The creation of a central monitoring station that is remote to any hospital in the system has changed the way ICU care is delivered at a 600-bed teaching hospital and associated network in Pennsylvania. Vitals and status of patients are monitored constantly from a control console. The staff can call codes, initiate treatment orders, and determine if patients are ready for a step down unit. “We have never changed the level of staffing on the floor even though
we have increased the usage of and advanced the level of care in the ICU,” reveals the IT manager.

3. Reduce the need to transfer patients and thus retain revenues

By using video conferencing to provide specialized ongoing care to patients, it creates more revenue opportunities for a hospital and network of clinics in upstate New York. In the past, these patients would be transferred to other hospitals.

4. Recruit top doctors

Technology, like video conferencing, has proven to be an important element in recruiting physicians. “As younger doctors become the power brokers in the hospital, more technology is being used because they demand it,” says an IT manager.

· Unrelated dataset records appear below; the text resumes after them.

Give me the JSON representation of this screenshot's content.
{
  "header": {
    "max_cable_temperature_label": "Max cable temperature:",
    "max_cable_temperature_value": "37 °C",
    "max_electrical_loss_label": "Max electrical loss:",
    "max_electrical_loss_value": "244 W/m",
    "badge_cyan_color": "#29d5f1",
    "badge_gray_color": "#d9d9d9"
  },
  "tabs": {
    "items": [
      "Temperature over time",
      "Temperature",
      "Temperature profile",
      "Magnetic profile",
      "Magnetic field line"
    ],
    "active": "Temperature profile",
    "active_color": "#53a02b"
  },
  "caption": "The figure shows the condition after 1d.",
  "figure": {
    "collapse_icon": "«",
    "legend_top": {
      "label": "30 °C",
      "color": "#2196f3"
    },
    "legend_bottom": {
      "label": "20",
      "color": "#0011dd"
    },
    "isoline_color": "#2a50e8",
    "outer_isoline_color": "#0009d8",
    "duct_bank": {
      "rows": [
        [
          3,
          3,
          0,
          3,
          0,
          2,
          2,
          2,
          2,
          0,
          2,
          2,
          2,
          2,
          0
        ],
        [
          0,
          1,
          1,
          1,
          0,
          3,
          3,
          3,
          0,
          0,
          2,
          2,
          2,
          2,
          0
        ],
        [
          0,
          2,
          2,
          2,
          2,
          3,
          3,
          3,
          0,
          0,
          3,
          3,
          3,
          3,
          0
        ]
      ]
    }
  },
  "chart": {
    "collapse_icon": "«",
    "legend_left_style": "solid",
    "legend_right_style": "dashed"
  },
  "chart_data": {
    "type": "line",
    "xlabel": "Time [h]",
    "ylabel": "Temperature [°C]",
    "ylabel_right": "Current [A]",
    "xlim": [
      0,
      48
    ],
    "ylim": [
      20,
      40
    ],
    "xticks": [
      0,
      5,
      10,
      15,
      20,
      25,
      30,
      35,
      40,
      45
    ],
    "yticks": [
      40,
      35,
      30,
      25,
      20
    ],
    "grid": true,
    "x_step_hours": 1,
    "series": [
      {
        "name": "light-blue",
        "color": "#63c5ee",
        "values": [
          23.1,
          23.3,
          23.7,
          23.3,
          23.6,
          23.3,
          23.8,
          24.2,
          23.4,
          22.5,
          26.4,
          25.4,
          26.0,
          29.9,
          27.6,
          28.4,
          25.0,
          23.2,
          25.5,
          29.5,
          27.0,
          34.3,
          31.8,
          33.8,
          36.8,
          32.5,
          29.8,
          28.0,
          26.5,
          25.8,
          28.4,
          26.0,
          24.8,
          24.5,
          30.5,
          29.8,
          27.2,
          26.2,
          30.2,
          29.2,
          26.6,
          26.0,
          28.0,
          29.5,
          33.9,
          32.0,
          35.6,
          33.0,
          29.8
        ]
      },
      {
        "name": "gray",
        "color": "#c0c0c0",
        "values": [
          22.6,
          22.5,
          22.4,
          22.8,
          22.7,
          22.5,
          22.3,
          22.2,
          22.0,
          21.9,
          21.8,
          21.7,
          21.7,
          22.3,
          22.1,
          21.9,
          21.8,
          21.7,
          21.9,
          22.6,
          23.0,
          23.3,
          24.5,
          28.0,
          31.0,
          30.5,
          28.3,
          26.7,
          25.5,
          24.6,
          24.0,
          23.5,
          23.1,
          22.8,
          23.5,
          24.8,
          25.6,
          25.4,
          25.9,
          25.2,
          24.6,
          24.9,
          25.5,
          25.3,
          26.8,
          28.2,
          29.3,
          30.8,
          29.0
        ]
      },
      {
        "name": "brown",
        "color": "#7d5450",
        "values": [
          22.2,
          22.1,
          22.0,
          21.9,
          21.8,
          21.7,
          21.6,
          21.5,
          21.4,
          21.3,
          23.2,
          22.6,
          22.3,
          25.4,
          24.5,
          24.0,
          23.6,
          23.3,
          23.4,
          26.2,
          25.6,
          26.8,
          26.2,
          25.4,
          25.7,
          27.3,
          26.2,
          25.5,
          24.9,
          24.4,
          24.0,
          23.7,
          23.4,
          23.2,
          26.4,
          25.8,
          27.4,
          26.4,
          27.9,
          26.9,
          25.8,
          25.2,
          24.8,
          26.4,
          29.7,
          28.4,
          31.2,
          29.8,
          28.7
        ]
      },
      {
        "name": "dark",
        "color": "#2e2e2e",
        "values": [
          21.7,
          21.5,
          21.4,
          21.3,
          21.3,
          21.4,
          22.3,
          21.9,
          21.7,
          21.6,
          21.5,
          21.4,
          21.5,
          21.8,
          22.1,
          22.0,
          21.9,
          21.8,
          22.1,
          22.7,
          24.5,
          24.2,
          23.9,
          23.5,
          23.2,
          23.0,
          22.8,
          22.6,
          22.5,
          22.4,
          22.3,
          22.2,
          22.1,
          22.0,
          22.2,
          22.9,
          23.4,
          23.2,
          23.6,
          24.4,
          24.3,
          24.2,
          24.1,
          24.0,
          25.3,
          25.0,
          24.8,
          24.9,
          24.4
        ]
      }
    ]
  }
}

5. Achieve acquisitions strategies below budget

An upstate New York hospital has been able to add new facilities to its portfolio without significant incremental
travel spending by integrating the new facilities into their system through video conferencing.

6. Recruit and train more nurses

Video conferencing helps address the nurse shortage in many hospitals. One hospital found that nurses who are trained in their local communities through video conferencing tend to remain in those communities in larger numbers than those who are trained elsewhere.

7. Improve ongoing staff training

At a Midwestern network of clinics, new employees are trained in larger groups across multiple locations for common issues like benefits, hospital policies, or compliance. In addition, new information can be presented to several locations in a single session. For example, if the nursing desk application has been updated, teams of nurses can be trained at the same time rather than one at a time.

8. Reduce meeting overload

Regularly scheduled management and staff meetings are conducted via video conferencing. By making it easier for staff to attend, meeting attendance has improved. “There is no way we can afford the inefficiency of having managers or residents travel three or four hours for a meeting,” says one IT manager. Plus this healthcare facility is able to reduce travel costs and increase patient care as there are fewer staff absences.

9. Satisfy C.M.E. requirements

At New York and Philadelphia-area hospitals, doctors who had trouble finding time to travel to continuing education courses kept their skills sharp and certifications up-to-date by taking the courses through video conferencing.

10. Meet green initiatives

Video conferencing reduced the amount of travel and the associated carbon footprint, meeting the environmental objectives of one hospital.